L’histoire des coulisses de cette fameuse question est arrivée de nombreuses années après le dévoilement des faits. Il s’agissait seulement de protection des sources, ou, comme il a été dit des années après la chute du mur, de la crainte de possibles représailles?

Représailles, non. Il y a une base très simple mais aussi de fer à notre éthique de journalistes, on ne révèle pas nos sources à moins qu’elles ne t’en donnent l’autorisation Je n’en ai pas parlé tant que le pauvre monsieur Pöetschke n’était pas mort.

Cet article est probablement une des plus belles pages du journalisme italien même si vous êtes peut-être plus connu en Allemagne qu’en Italie…

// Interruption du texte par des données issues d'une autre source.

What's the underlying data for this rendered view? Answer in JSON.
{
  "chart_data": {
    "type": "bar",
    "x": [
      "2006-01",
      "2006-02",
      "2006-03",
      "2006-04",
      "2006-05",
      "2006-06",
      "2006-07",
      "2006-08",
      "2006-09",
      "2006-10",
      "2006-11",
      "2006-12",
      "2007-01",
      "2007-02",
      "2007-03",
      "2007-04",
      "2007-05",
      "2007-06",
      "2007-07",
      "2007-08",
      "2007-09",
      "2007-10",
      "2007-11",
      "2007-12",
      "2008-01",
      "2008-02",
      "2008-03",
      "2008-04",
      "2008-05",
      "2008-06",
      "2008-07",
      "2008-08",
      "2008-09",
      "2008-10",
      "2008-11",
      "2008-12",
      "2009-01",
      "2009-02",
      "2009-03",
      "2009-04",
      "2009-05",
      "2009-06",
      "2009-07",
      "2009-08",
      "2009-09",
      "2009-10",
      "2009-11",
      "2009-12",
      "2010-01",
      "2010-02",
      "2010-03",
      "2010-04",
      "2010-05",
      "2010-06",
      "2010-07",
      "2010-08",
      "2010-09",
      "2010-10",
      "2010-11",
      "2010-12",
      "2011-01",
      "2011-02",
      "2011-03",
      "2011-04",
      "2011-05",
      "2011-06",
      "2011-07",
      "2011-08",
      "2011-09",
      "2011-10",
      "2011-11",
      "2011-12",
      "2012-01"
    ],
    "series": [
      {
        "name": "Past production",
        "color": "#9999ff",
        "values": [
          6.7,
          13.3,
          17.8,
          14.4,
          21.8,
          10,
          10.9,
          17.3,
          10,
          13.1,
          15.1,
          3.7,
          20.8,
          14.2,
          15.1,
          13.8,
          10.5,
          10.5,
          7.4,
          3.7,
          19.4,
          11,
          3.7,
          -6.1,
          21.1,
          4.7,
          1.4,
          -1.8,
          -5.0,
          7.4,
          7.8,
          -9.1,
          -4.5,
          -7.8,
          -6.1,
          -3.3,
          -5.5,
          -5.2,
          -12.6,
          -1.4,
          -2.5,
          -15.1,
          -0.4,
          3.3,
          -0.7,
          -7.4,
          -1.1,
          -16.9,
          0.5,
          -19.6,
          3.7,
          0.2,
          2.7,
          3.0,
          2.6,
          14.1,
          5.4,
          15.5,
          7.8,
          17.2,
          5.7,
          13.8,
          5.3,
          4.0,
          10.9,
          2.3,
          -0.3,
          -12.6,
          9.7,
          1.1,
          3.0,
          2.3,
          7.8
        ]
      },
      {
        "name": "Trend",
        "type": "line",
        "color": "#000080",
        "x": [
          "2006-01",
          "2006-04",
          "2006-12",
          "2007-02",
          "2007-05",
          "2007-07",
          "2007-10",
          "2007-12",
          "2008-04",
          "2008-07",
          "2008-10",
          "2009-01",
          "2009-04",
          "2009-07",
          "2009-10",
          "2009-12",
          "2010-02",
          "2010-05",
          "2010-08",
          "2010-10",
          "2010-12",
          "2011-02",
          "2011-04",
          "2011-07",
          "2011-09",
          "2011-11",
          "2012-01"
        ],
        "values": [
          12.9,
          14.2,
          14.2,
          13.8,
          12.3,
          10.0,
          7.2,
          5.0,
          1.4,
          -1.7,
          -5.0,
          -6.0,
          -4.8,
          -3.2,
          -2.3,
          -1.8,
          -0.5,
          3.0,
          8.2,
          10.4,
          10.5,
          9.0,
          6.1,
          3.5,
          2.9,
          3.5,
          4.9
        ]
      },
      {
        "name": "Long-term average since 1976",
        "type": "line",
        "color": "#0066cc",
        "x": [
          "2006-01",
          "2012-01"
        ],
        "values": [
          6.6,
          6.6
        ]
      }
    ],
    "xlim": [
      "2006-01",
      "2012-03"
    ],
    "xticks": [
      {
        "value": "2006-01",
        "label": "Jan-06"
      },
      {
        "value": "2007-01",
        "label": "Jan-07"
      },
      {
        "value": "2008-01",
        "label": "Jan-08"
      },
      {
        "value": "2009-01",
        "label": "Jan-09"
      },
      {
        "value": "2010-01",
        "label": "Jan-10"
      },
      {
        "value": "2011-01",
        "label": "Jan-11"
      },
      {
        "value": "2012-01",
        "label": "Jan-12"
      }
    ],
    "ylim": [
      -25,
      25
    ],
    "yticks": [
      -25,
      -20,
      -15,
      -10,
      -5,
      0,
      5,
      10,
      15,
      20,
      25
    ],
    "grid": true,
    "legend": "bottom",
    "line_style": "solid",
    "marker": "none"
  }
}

Ca je ne le sais pas. Mais il y a une dernière donnée que je voudrais mettre en évidence. Si on devait se souvenir de moi, je ne voudrais pas que ce soit comme le journaliste qui posé la question car comme dans tous les cas, ce ne sont pas les questions qui comptent mais les réponses. Dans ce cas-ci, la réponse a été phénoménale est a changé le monde. Je voudrais par contre que l’on reconnaisse le fait que j’ai compris la réponse. Je l’ai comprise immédiatement. C’est peut-être le seul mérite que j’ai pu avoir.